Black Hat: Vista Vulnerable To Stealthy Malware Despite Body Cavity Search

A security researcher demonstrated how to trick the Windows Vista Beta 2 kernel, x64 edition, into allowing any unsigned device driver to be loaded onto a user's system. This opens the door to malicious code injection. Defenses to such an attack were also presented.


August 04, 2006
URL:http://www.drdobbs.com/security/black-hat-vista-vulnerable-to-stealthy-m/191800659

Microsoft can add a new item to its checklist of security issues that must be ironed out before Windows Vista ships early next year. Under the right conditions, it's possible for a cyberattacker to inject arbitrary code into the Vista x64 kernel and stealthily take control of a user's system, according to one security researcher who demonstrated the process Thursday at the Black Hat conference in Las Vegas.

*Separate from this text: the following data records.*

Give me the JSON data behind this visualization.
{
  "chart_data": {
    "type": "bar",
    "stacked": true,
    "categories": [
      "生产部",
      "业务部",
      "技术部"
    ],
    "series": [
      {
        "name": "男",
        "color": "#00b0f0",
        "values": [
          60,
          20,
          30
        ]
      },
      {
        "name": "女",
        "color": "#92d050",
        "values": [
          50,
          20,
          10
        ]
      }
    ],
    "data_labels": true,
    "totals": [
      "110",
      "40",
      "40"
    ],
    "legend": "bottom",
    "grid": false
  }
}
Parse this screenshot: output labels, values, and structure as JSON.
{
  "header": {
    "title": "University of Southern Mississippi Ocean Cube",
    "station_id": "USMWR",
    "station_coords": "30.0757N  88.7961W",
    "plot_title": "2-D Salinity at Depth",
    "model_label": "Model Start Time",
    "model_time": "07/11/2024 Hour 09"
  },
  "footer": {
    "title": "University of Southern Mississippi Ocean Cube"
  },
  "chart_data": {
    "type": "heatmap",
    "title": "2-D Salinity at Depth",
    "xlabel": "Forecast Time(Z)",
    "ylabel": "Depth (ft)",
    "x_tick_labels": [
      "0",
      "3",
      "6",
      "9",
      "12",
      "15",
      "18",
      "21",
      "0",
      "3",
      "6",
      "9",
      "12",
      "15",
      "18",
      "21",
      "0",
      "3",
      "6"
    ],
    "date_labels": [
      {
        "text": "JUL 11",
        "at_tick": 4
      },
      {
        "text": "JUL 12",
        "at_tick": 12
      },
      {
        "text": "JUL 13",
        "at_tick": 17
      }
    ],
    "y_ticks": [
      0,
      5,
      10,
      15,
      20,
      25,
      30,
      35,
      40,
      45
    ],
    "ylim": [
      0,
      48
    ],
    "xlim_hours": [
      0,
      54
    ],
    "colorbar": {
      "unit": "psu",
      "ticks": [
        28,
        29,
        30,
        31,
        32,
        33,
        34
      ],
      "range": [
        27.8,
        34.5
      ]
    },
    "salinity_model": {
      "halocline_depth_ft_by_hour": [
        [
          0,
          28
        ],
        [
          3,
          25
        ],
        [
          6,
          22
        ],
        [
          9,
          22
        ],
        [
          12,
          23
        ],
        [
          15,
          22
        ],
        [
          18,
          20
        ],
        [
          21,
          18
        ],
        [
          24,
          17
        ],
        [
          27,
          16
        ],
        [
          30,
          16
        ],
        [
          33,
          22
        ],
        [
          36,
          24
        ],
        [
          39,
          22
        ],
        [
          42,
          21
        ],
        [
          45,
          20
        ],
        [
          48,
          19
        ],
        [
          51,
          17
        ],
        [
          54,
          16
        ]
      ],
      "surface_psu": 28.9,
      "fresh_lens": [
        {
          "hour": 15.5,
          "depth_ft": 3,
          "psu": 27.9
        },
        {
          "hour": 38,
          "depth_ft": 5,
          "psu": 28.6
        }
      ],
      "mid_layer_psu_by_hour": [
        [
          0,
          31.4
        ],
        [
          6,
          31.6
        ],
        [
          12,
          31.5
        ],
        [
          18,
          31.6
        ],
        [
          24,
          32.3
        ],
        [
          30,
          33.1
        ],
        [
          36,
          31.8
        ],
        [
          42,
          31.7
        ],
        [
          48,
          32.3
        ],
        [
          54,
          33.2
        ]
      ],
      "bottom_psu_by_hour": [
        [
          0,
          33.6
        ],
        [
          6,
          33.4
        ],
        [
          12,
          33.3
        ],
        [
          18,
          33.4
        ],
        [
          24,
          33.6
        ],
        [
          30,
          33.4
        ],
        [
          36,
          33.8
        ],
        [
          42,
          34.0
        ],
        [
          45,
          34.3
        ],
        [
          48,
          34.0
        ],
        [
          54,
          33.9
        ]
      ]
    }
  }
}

Joanna Rutkowska, a senior security researcher with Coseinc, presented a demo that showed how an attacker with systems administrator-level privileges could trick Windows Vista Beta 2 kernel, x64 edition, into disabling its signature-checking function and allow any unsigned device driver to be loaded onto a user's system. The danger is that the attacker can write malicious code into such a driver, which Vista would then execute.

Microsoft uses digital signatures for device drivers to let users know that the drivers are compatible with a given version of Windows. The company's goal with Vista x64 was to ensure that all kernel-mode drivers be signed, although Rutkowska showed how this mechanism could be deactivated. Rutkowska first presented her findings on July 21 at the SyScan conference in Singapore.

After the applause died down following her Black Hat demo, Rutkowska reviewed some ways to counter her attack method, ranging from forbidding raw disk access from user-mode applications to encrypting pagefile storage to disabling kernel memory paging. "That's what I'm doing in my home machine," Rutkowska said of the third option.

Although Rutkowska said Vista isn't "as secure as advertised," she added, "I think Microsoft did a good job; this doesn't mean Vista is insecure."

When asked for his reaction to Rutkowska's presentation and demo, Microsoft Director of Windows Product Management Austin Wilson said, "This is exactly why we're here at the conference."

Microsoft claims the potential to execute arbitrary code in the Vista Beta 2 kernel is a problem that's on its road map for correction, and that while the driver-signing function that Rutkowska exploited is turned on by default in the x64 edition of Vista, it's not a default setting in previous versions of Windows. Wilson said Microsoft has reached out to Rutkowska to discuss her research. Following her presentation, however, Rutkowska said she hadn't formally been contacted by Microsoft, although she has chatted with Microsoft employees about her work.

Security isn't something Microsoft has taken lightly in its next iteration of Windows. Earlier in the day, Microsoft Security Group Manager John Lambert hosted a Black Hat session that highlighted the security engineering process behind Vista. Lambert noted that Vista has been subjected to the largest commercial penetration testing effort ever. Microsoft also enlisted the help of more than 20 security researchers to give Vista a "body-cavity search," Lambert added.

Rutkowska, meanwhile, was just getting warmed up with her Vista demo. She then set her sights on AMD's 64-bit Pacifica Secure Virtual Machine technology, demonstrating how her "Blue Pill" technology for creating stealthy malware could be used to create an undetected hypervisor layer that can take control of a server's underlying operating system.

In a June 22 blog entry, Rutkowska described Blue Pill this way: "The idea behind Blue Pill is simple: your operating system swallows the Blue Pill and it awakes inside the Matrix controlled by the ultra thin Blue Pill hypervisor. This all happens on-the-fly (i.e. without restarting the system) and there is no performance penalty and all the devices, like graphics card, are fully accessible to the operating system, which is now executing inside [the] virtual machine. This is all possible thanks to the latest virtualization technology from AMD called SVM/Pacifica."

Intel shouldn't feel left out. Rutkowska said Thursday it "seems possible" to use Blue Pill on Intel's 64-bit Vanderpool virtualization technology, but added that she hadn't actually tested this.